Viele neue Zutaten

Der Finanzierungsmarkt verändert sich rasant. Neue Akteure und digitale Angebote bieten Kapital fernab des klassischen Kreditgeschäfts. Wie sich die Finanzchefs auf das Innovationstempo einstellen

Private Debt-Fonds stellen im Unterschied zu Private Equity-Häusern  Fremdkapital zur Verfügung. Dafür erhalten sie regelmäßige Zahlungen in Form von Zins und Tilgung, jedoch keinerlei Rechte, sich ins operative Geschäft einzumischen. Kapitalgeber sind in der Regel institutionelle Investoren wie Versicherungen, Pensionskassen oder finanzkräftige Family Offices auf der Suche nach guten Anlagezielen. „Da der Markt für Private Debt sehr undurchsichtig ist, lassen sich nur schwer konkrete Zahlen zu seiner Größe nennen“, erklärt Tobias Berg, Associate Professor für Finanzwirtschaft an der Frankfurt School of Finance & Management. Der Ratingagentur Creditreform zufolge sollen in Europa seit 2006 Fonds im Umfang von 56,2 Mrd. Euro platziert worden sein. Laut der Deutschen Beteiligungs AG sind hierzulande derzeit zwischen 40 und 50 Private-Debt-Anbieter unterwegs. Deutlichen Auftrieb hat den Fonds zuletzt die Finanzaufsicht BaFin beschert, die ihnen die Kreditvergabe seit 2015 eindeutig erlaubt und sie damit aus einer rechtlichen Grauzone herausgeholt hat.

© KfW Mittelstandspanel 2017
© KfW Mittelstandspanel 2017

Für Mittelständler, die wachsen wollen, sind die Vehikel willkommene neue Finanzierungspartner. „Private-Debt-Fonds sind oft eher bereit, höhere Risiken zu übernehmen, als Banken“, vergleicht Berg. Allerdings zählen zu den Investoren häufig Unternehmen der Assekuranz, denen das Versicherungsrecht vorgibt, in welche Kredite sie investieren dürfen. Manche Fonds stellen Fremdkapital daher nur bereit, wenn kapitalsuchende Firmen ein Investmentgrade-Rating vorweisen können. Beispiele für gelungene Private-Debt-Finanzierungen in Deutschland sind etwa die des Herstellers von Industriespezialglas Duran aus dem baden-württembergischen Wertheim oder des Händlers für Motorradzubehör Polo Motorrad mit Sitz in Jüchen, Nordrhein-Westfalen.

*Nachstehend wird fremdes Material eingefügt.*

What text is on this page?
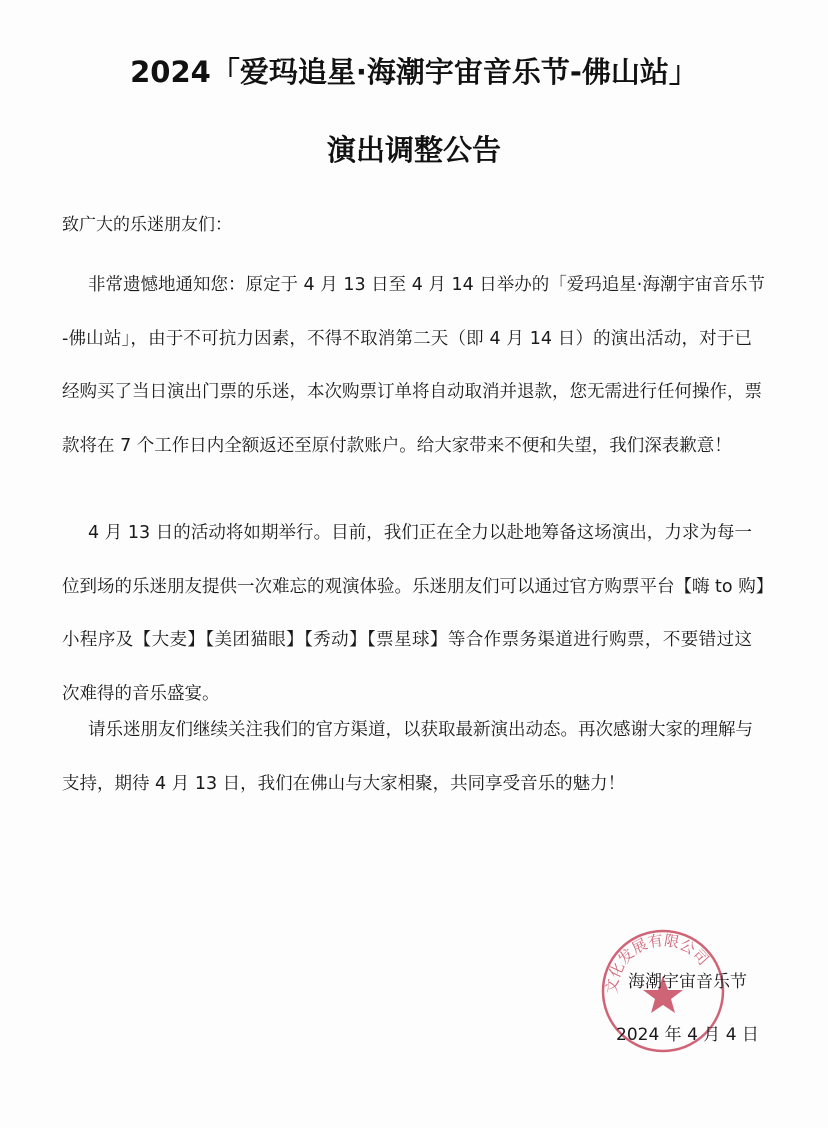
2024「爱玛追星·海潮宇宙音乐节-佛山站」
演出调整公告
致广大的乐迷朋友们：
非常遗憾地通知您：原定于 4 月 13 日至 4 月 14 日举办的「爱玛追星·海潮宇宙音乐节
-佛山站」，由于不可抗力因素，不得不取消第二天（即 4 月 14 日）的演出活动，对于已
经购买了当日演出门票的乐迷，本次购票订单将自动取消并退款，您无需进行任何操作，票
款将在 7 个工作日内全额返还至原付款账户。给大家带来不便和失望，我们深表歉意！
4 月 13 日的活动将如期举行。目前，我们正在全力以赴地筹备这场演出，力求为每一
位到场的乐迷朋友提供一次难忘的观演体验。乐迷朋友们可以通过官方购票平台【嗨 to 购】
小程序及【大麦】【美团猫眼】【秀动】【票星球】等合作票务渠道进行购票，不要错过这
次难得的音乐盛宴。
请乐迷朋友们继续关注我们的官方渠道，以获取最新演出动态。再次感谢大家的理解与
支持，期待 4 月 13 日，我们在佛山与大家相聚，共同享受音乐的魅力！
文化发展有限公司
海潮宇宙音乐节
2024 年 4 月 4 日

 Kreditnebenklauseln können tückisch sein

„Private-Debt-Fonds sind in der Regel allerdings nur an Unternehmen interessiert, deren Kreditbedarf sich auf 10 Mio. bis 100 Mio. Euro beläuft“, betont Finanzprofessor Berg. Auch die Kosten für solche Finanzierungen, die zwischen zwei und fünf Jahren, im Infrastrukturmarkt zuweilen auch schon mal zehn Jahre laufen, sind mit bis zu zehn Prozent nicht gerade niedrig. Dafür läuft der Kreditvergabeprozess oft deutlich schneller und unbürokratischer als bei Banken.

Dennoch sollten sich Firmenchefs und Finanzverantwortliche sehr gut überlegen, ob sie sich einen Private-Debt-Fonds als Finanzierungspartner ins Haus holen wollen. „Zwar sind die Kreditbedingungen selbst meist lockerer als bei einer Aufnahme von Fremdkapital bei einer Bank“, erklärt Berg. Dafür werden aber strengere Covenants, Kreditnebenklauseln also, vereinbart. „Die Frage ist dann, was geschieht, wenn solche Covenants gebrochen werden“, sagt Berg. Erfüllt ein Unternehmen bestimmte Kreditnebenabreden nicht mehr, reagieren klassische Hausbanken darauf in der Regel nicht so hart wie die Fonds. Immerhin würden sie mit einem sehr rigiden Vorgehen riskieren, bei nächster Gelegenheit das Gesamtgeschäft mit dem Unternehmenskunden zu verlieren. „Debt-Fonds zeigen sich eher kompromisslos, wenn es schlecht läuft“, erklärt Berg. Ist in den Kreditvertrag eine Wandlungsoption eingebaut, drohe schlimmstenfalls eine Art „feindliche Übernahme“.